James Frazer

Evolution of Magic and Religion

Frazer accepted the idea, proposed in 1871 by E. B. Tylor (Psychic Unity of mankind ) that the process of evolution was just as active in our mental and spiritual lives as in the material products of our industries and institutions . Frazer, who was interested exclusively in the development of the mind, saw this evolution as passing through three distinct, sequential stages, which he characterized by the world-view that they allegedly embodied all his work published in “Golden Bough “

The development of the psyche . The Golden Bough, a reconstruction of the whole history of modes of human thought, orders a vast range of exotic beliefs and customs in terms of man’s search for true knowledge and effective control of his environment and his condition. Frazer posited three elements in the development of the human psyche, and in the spirit of the evolutionary thinking of his time, he saw these as characterizing three stages in human mental advance: magical, religious, and scientific thought.

Magical thought assumed that the universe is regulated by impersonal and unchanging laws (in this respect, Frazer believed, magic is like science). These laws were known to the magician through his art and applied by him in a quasi-technical way to control events. But magical beliefs and procedures (unlike scientific ones) were derived from faulty reasoning by analogy and from superficial associations: the qualities of one object were supposed to induce similar qualities in another. (One of the many examples given by Frazer is the ancient Greek custom of eating ravens’ eggs to produce black hair.) This homeopathic magic assumed a “law of sympathy,” which operates in such a way that like produces like. In addition, there was “contagious magic,” which assumed that things once in intimate contact would subsequently act upon one another: a man’s hair or nail clippings, for example, were used to work evil upon him. Although Frazer oversimplified the problems of symbolic thought that such beliefs now present to anthropologists, his distinctions continue to have some elementary taxonomic value.
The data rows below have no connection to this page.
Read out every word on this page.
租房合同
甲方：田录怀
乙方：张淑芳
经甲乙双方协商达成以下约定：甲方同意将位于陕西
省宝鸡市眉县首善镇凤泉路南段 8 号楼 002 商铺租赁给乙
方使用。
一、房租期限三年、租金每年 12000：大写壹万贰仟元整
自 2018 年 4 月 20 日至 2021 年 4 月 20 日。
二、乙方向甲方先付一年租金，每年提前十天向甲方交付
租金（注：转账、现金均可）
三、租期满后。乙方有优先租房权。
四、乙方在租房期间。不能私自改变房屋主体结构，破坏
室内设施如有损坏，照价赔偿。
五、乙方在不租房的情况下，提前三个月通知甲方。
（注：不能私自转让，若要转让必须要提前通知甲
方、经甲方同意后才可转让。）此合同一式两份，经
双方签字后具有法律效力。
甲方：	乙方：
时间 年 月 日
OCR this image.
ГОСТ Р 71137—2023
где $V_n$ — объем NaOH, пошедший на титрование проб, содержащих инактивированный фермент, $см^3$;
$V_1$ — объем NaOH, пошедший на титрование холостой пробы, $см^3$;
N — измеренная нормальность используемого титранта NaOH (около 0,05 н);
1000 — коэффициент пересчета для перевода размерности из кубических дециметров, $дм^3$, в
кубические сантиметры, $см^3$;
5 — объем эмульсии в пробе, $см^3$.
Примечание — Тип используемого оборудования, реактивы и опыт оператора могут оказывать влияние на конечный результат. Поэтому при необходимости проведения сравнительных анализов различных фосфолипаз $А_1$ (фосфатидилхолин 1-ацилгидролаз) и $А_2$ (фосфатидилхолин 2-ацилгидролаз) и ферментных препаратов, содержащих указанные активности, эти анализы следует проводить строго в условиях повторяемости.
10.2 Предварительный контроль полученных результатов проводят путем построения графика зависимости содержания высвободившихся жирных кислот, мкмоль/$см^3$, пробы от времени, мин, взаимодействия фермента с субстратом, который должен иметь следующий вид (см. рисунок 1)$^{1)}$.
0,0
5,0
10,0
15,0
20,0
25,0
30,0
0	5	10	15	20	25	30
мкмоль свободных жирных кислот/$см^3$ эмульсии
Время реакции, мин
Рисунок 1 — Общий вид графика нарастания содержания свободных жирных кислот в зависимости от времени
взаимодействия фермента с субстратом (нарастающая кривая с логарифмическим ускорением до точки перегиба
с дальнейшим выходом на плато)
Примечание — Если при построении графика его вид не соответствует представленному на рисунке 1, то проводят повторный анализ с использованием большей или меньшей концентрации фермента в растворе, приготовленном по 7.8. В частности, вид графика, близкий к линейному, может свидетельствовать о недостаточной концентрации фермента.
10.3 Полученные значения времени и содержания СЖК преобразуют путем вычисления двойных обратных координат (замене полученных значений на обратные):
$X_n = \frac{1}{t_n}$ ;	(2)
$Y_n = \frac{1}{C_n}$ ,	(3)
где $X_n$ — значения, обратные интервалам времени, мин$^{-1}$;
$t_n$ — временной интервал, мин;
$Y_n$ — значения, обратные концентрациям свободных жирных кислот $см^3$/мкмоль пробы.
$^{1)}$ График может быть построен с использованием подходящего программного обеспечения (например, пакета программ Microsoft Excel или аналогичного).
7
Magical thought, which was gradually discredited, in Frazer’s opinion, because its failures became apparent, gave way to religious thought. In this phase superhuman beings were thought to control the world. The uniformity of nature ceased to be taken for granted, since the occurrence of natural events was assumed to depend upon the will of conscious personal agents. Man sought to gain the help of these agents by acts of supplication and propitiation. Magicians replaced by priests

Finally, recognizing more clearly the limits of his own powers of control and applying logic experimental methods, man achieved the scientific stage. Priests replaced by scientists.

Magic (Magicians-Savagery)> Religion (Priests- Barbarism) > Science (Scientists-civilization)

Criticisms :

  • Frazer depicted early men and contemporary primitives as rather irrational beings, although he wouldn’t deny that they had some capabilities as modern men. While it is true that science is a modern sense is late in appearance in the history of mankind, But it doesn’t follow that non-literate people are wholly ignorant of natural causation. As Malinowski showed later on that Trobriander Islanders implied magic to increase their crops but they also carried out all other rational tasks necessary for increased production. The early men had similar capabilities of thinking also highlighted by Levi-Strauss in his “Savagery Mind” work.
  • Frazer stages can’t be found in ethnographic reality and both magic and religion certainly coexisted with science . Tylor also made this point. Further, Evan-Pritchard observed that no distinction between magic and religion exist among Azandes.